De todo este escandalito de los
tuits de Guillermo Zapata, lo que más me molesta es que las diversas izquierdas
sigan tan faltas de una moral propia que, a la primera, sigan comprando la
moral hipócrita y mojigata que la derecha impone siempre como verdad única. En
vez de tantas disculpas, he echado en falta más gente que defendiera el derecho
libre a pensar, según sea cada cual y según se sienta en ese momento, sea
limpio o sucio, mayoritario o bizarro; y a poder decir libremente lo que se
piensa, sin más condicionante que un cierto sentido de la oportunidad. Es
decir, temporal en todo caso. Una libertad de expresión de la que se rinda
cuentas, a posteriori, con severidad, en casos de injurias o calumnias
personales.
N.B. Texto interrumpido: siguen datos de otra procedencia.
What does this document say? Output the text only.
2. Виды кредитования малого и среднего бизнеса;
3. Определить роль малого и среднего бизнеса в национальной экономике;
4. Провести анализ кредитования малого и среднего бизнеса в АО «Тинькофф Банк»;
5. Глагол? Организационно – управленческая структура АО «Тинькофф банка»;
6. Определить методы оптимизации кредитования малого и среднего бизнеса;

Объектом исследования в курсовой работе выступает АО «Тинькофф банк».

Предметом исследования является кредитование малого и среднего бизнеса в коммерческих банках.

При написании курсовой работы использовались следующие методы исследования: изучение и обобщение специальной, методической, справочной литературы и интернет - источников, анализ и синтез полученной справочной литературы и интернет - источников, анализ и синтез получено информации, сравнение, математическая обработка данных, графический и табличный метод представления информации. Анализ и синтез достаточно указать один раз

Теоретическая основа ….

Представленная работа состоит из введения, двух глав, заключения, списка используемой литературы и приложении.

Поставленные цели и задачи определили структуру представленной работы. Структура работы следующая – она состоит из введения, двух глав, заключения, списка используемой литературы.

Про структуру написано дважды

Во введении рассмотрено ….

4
Una libertad que no se mida sólo porque moleste a toda esa gente
que se enoja con cualquier idea que no coincida con las suyas.
En este
escenario mediático desigual, sólo he visto actitudes defensivas, poniendo
ejemplos de la impunidad con la que, esos mismos que se escandalizan, bromean y
nos hieren continuamente, mientras se mofan de las víctimas que no consideran
suyas. Entiendo que, como primer paso, hace falta esa denuncia. Que no es, como
en seguida han señalado los de la moral única, el “y tú más”, sino un “tú eres
un hipócrita”. Cuando lo que se denuncia es la hipocresía, por fuerza hay que
poner ejemplos de gente que defiende una cosa y hace lo contrario. Pero ha
faltado entrar en el asunto. El humor siempre –siempre- se burla de alguien. De
gente cruel, bondadosa, incapaz, corriente, distinta, hombre, mujer. Las situaciones
reales, cotidianas o no, llevadas a la exageración suelen hacernos reír,
precisamente por su ridiculez. Casi siempre el chiste se queda ahí, en una
descarga liberadora, en la sola risa. Pocas veces llevan a la reflexión sobre
por qué nos llegan a parecer ridículos comportamientos que vemos tan a menudo. Pocas
veces nos detenemos en ver la corriente vitalmente conservadora –es decir,
pesimista, desconfiada- sobre la que se sostienen muchos chistes y refranes. Algunos
nos parecen graciosos, otros aburridos. Desafortunados por fallidos, no porque
nos escandalicen. Porque el humor, como cualquier otra opinión, es subjetivo.
Te gusta o no te gusta. Y, naturalmente, empieza por uno mismo.
El humor, en
tanto que exageración elaborada, es creación. No es la realidad sino una fábula
de la realidad. Y ya cansa empezar con esa obviedad. No es lo mismo contar
chistes antisemitas que homenajear a quienes combatieron con los nazis contra
los judíos. No es lo mismo entender la sicología de un asesino para escribir
una novela que ser un asesino. No es lo mismo gustarte los documentales de
guerra que querer participar en una. Si se me permite descender al nivel
escolar, con estos ejemplos, para señalar a los que encienden esta hoguera. Siempre
ha habido inquisidores, dueños de la supremacía moral, sus únicos intérpretes.
Quienes deciden qué es lo intolerable. La moral imperante nos establece los
límites de lo que es admisible. Un chiste de judíos, no lo es; pero hay manga
ancha para ridiculizar a los catalanes. Un chiste de musulmanes es libertad de
expresión; uno de torturas puede acabar en delito de injurias. Góngora escribió
pornografía, Quevedo tiene poemas machistas y antisemitas, Cervantes le escribió
al hampa sevillana de valentones y rameras, Moratín se rindió en odas a las
putas, Lorca llamó jorobados a los guardias civiles en un poema, Rafael Azcona
se burló del sacrosanto oficio de verdugo en España. Ninguno de ellos, tan
incorrectos, les serviría para concejal de Cultura.